Confidence began to come over me, everything was going to plan! I made it to the 5 mile mark and I was in the last mile...though this mile is not the "familiar mile", I still rejoiced there was not much left. Short break and then I began up the most difficult part of my journey, a quarter mile of pure hell! My legs are burning, I'm not certain if I have lungs anymore and, if I do, I dont have anything left in the tank. 

 

Every step became difficult, every breath labored, and every thought dark. It begins to seep in, slowly at first and then a flood of negativity. "You can't do it", "you're too old", "you're too weak", "you've had a good run, you can throw the towel in" and I almost believed them; I almost gave in! I'm not certain if I would still be writing this if I did not make it, if I have gave in. Perhaps I would but the message would definitely be different! 

 

It was in this moment of negativity and Self-doubt that I reached out to grab any thought that would keep me going and then I found it.

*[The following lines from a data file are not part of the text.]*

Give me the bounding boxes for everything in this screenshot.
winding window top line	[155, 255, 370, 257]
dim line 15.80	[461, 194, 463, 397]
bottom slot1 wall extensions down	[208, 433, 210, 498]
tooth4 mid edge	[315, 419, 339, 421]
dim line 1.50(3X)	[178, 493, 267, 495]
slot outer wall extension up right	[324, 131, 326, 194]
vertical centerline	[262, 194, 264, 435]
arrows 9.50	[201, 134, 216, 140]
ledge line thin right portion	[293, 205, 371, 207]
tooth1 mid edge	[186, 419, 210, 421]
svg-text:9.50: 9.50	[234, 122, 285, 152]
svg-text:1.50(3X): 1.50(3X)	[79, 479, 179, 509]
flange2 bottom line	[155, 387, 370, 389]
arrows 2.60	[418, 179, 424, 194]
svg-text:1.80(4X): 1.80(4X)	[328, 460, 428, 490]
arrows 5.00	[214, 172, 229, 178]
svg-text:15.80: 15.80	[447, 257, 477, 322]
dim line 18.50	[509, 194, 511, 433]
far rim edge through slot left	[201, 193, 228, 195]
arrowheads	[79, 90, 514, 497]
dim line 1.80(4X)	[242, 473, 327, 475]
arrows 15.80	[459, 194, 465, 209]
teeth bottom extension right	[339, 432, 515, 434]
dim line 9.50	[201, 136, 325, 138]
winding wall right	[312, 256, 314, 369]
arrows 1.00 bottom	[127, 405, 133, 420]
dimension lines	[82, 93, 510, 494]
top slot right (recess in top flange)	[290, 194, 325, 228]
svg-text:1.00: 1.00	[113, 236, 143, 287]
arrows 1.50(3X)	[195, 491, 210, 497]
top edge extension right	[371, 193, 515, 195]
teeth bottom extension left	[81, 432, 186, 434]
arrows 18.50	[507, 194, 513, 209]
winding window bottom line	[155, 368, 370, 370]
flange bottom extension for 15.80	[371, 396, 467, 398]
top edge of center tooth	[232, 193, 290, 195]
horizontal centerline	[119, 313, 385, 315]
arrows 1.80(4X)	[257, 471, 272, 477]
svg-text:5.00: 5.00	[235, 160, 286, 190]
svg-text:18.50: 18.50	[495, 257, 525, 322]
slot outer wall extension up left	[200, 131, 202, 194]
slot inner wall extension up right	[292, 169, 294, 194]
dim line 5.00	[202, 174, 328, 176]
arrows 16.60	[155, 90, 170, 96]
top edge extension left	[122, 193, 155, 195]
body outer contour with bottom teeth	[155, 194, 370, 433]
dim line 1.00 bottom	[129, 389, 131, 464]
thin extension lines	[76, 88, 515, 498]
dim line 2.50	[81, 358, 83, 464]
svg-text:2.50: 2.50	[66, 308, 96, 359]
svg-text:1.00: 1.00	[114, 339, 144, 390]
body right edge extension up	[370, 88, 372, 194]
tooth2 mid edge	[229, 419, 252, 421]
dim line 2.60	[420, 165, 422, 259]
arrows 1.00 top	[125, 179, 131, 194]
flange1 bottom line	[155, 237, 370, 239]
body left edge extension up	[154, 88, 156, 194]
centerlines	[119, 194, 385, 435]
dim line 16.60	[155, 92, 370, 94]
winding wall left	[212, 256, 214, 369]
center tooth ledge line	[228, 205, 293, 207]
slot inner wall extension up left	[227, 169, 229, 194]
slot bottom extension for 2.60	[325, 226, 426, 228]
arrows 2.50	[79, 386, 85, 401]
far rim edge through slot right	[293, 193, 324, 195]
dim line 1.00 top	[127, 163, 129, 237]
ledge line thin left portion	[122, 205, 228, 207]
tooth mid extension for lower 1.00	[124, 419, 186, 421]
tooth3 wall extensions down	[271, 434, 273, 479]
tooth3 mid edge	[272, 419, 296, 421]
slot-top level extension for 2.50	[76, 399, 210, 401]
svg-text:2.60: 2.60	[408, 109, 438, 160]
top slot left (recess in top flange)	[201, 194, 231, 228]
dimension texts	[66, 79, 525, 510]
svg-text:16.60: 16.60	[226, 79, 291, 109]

Aaron (my daughter's boyfriend's step-dad) was there, at the top of the hill, with the farmer planning on what trees he was going to take down. I am almost there and if something bad happens, I have assistance close by. Self-preservation isn't an issue because I would only need to call out. I seen him on my way down and waved, he will be expecting me. 

 

So there I was, an empty tank, drastically slowed, but still fighting! I reached the top, gasping, choking for air but I remained vertical and like that, my pace picked up, I quickly recovered and I was driven by excitement of the inhuman feet i just completed. I felt like superman just then, even if he could fly and I can't. 

 

You see, while this run was real, it is also representative of My Quit! I've set out not knowing where I was going, and once I decided on a path I knew it wouldn't be easy. I settled into the moment and only concentrated on what I could control in the moment. Eventually, a rough part of the road presented itself and I only looked to the crest... just get to the hump and you'll be fine. I didn't even mention after the crest; I was high on my success, so high that the rest of the journey was completed with ease. There were more hills, they just didn't seem significant anymore! 

 

When things got tough, I had a plan. I had accountability. Had it not been for Aaron, or in the case of my quit journey, all of you, I probably would've failed! Even as doubt crept in and darkness surrounded me, I looked hard for the flicker of the candle. It may be a dull light, but it is bright if you look directly at it! 

 

When you hit your darkest moments, find your candle!